The financial support
being made in such tri-lateral arrangement is back ended, both in case of
capital investment support and for subsidy on interest rates. For capital investment support, i.e. subsidy
on capital investment, the banks releases the full amount to the client. When the project is operational, the fund
management body, upon recommendation of the promoting agency releases the subsidy/support
amount to the bank concerned. This is the
credit-linked back-ended support system.
Depending upon the
size and type of support, the interest rates varies to the extent of zero
interest. Generally, for micro and small
enterprises the interest and collateral free loan is given for which group
lending mode is favored. The subsidy on
interest rate component is also paid to the bank by the fund managing
institution as the enterprise progresses.
The country experiences
across Asia and Africa, suggests the fourth pillar of MSME is the Civil
Societies Organizations (CSOs). The CSOs
have been providing excellent platform for promoting grass root level MSME
initiatives. The CSOs also have been
successful in promoting groups, societies, and cooperatives, and providing advisory
services on awareness creation, fund management, production and marketing
initiatives.
It needs no evidence
that MSME particularly in developing nations serves as engine for poverty
alleviation and employment.
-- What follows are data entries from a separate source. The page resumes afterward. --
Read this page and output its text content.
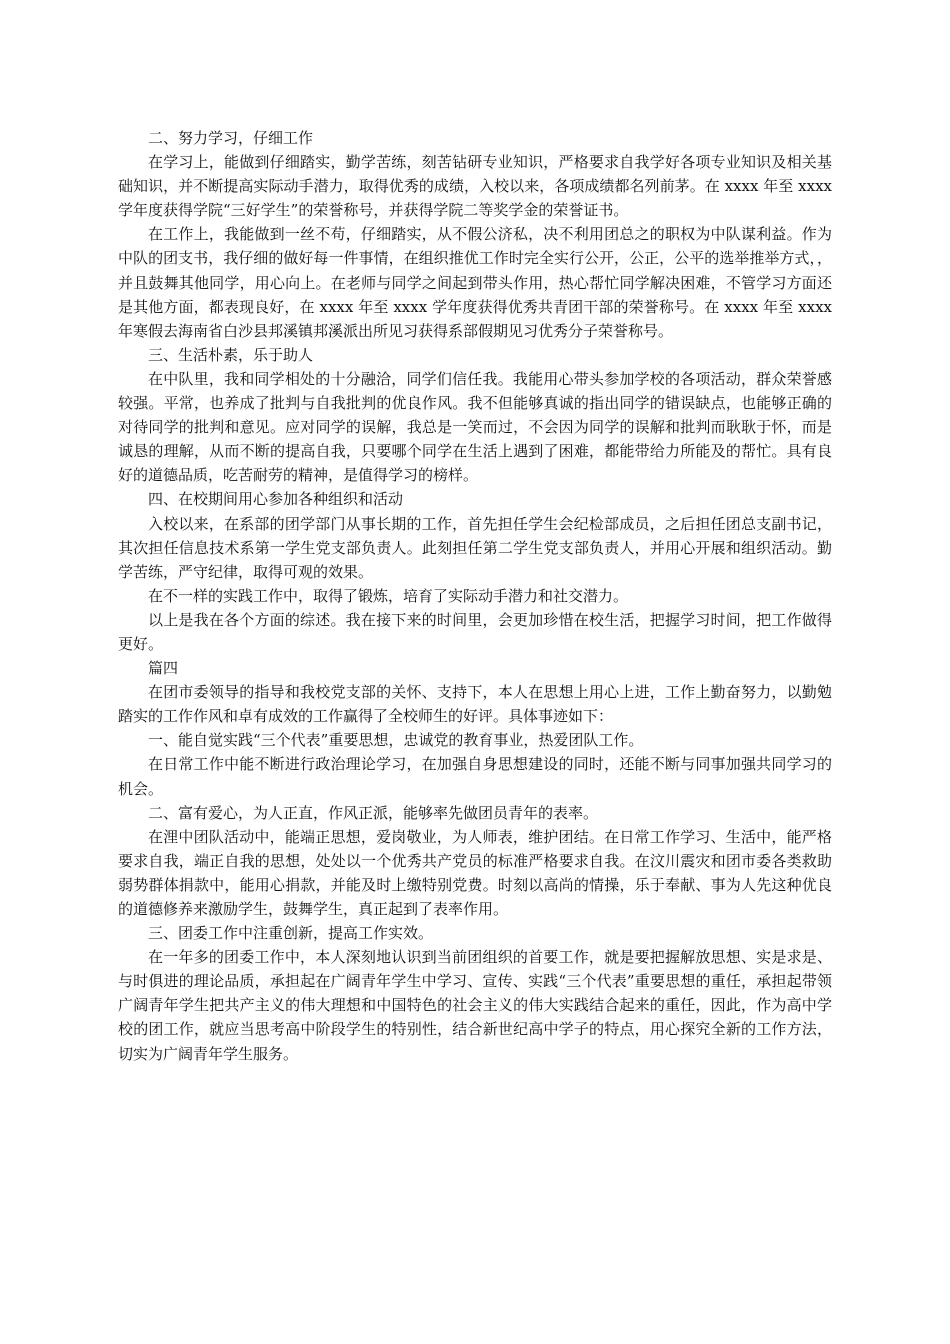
二、努力学习，仔细工作

在学习上，能做到仔细踏实，勤学苦练，刻苦钻研专业知识，严格要求自我学好各项专业知识及相关基础知识，并不断提高实际动手潜力，取得优秀的成绩，入校以来，各项成绩都名列前茅。在 xxxx 年至 xxxx 学年度获得学院“三好学生”的荣誉称号，并获得学院二等奖学金的荣誉证书。

在工作上，我能做到一丝不苟，仔细踏实，从不假公济私，决不利用团总之的职权为中队谋利益。作为中队的团支书，我仔细的做好每一件事情，在组织推优工作时完全实行公开，公正，公平的选举推举方式，，并且鼓舞其他同学，用心向上。在老师与同学之间起到带头作用，热心帮忙同学解决困难，不管学习方面还是其他方面，都表现良好，在 xxxx 年至 xxxx 学年度获得优秀共青团干部的荣誉称号。在 xxxx 年至 xxxx 年寒假去海南省白沙县邦溪镇邦溪派出所见习获得系部假期见习优秀分子荣誉称号。

三、生活朴素，乐于助人

在中队里，我和同学相处的十分融洽，同学们信任我。我能用心带头参加学校的各项活动，群众荣誉感较强。平常，也养成了批判与自我批判的优良作风。我不但能够真诚的指出同学的错误缺点，也能够正确的对待同学的批判和意见。应对同学的误解，我总是一笑而过，不会因为同学的误解和批判而耿耿于怀，而是诚恳的理解，从而不断的提高自我，只要哪个同学在生活上遇到了困难，都能带给力所能及的帮忙。具有良好的道德品质，吃苦耐劳的精神，是值得学习的榜样。

四、在校期间用心参加各种组织和活动

入校以来，在系部的团学部门从事长期的工作，首先担任学生会纪检部成员，之后担任团总支副书记，其次担任信息技术系第一学生党支部负责人。此刻担任第二学生党支部负责人，并用心开展和组织活动。勤学苦练，严守纪律，取得可观的效果。

在不一样的实践工作中，取得了锻炼，培育了实际动手潜力和社交潜力。

以上是我在各个方面的综述。我在接下来的时间里，会更加珍惜在校生活，把握学习时间，把工作做得更好。

篇四

在团市委领导的指导和我校党支部的关怀、支持下，本人在思想上用心上进，工作上勤奋努力，以勤勉踏实的工作作风和卓有成效的工作赢得了全校师生的好评。具体事迹如下：

一、能自觉实践“三个代表”重要思想，忠诚党的教育事业，热爱团队工作。

在日常工作中能不断进行政治理论学习，在加强自身思想建设的同时，还能不断与同事加强共同学习的机会。

二、富有爱心，为人正直，作风正派，能够率先做团员青年的表率。

在浬中团队活动中，能端正思想，爱岗敬业，为人师表，维护团结。在日常工作学习、生活中，能严格要求自我，端正自我的思想，处处以一个优秀共产党员的标准严格要求自我。在汶川震灾和团市委各类救助弱势群体捐款中，能用心捐款，并能及时上缴特别党费。时刻以高尚的情操，乐于奉献、事为人先这种优良的道德修养来激励学生，鼓舞学生，真正起到了表率作用。

三、团委工作中注重创新，提高工作实效。

在一年多的团委工作中，本人深刻地认识到当前团组织的首要工作，就是要把握解放思想、实是求是、与时俱进的理论品质，承担起在广阔青年学生中学习、宣传、实践“三个代表”重要思想的重任，承担起带领广阔青年学生把共产主义的伟大理想和中国特色的社会主义的伟大实践结合起来的重任，因此，作为高中学校的团工作，就应当思考高中阶段学生的特别性，结合新世纪高中学子的特点，用心探究全新的工作方法，切实为广阔青年学生服务。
It is on
MSME the larger industries depend for their value addition and the synergies
have been exploited with integrating MSME with large corporate as the MSME does
the smaller jobs more efficiently.
After providing technical
and entrepreneurship training, credit support and advisory services, there
still remains the hitch of tax regimes which can derail the initiatives and
investments. The tax regimes for import
of raw material or for export of finished product may render MSME not
feasible. It needs to be considered at
the initial conceptual stage.
Failure to manage
success is experienced when risk factors are not sufficiently recognized. It is necessary to consider insurance of every
MSME. It should be backed by prudential
regulatory means for repayment and saving linked to earning, which indeed
should be binding factor for managing risks.
Eventually, the success
depends upon the level of coordination and communication among stakeholders at
policy level, commitment and program management. Definitely a coordination and monitoring
mechanism have to be found converging public, corporate and private sector
actors, including CSOs, and NGOs.
Given the
multifaceted nature of poverty and employment challenges, a national platform is
inevitable which would require team commitment, setting of team target and
pursue the path together. Such a
platform is necessary for networking, dialogue and action and it needs to be backed
by national statutory policy, and legal and institutional framework.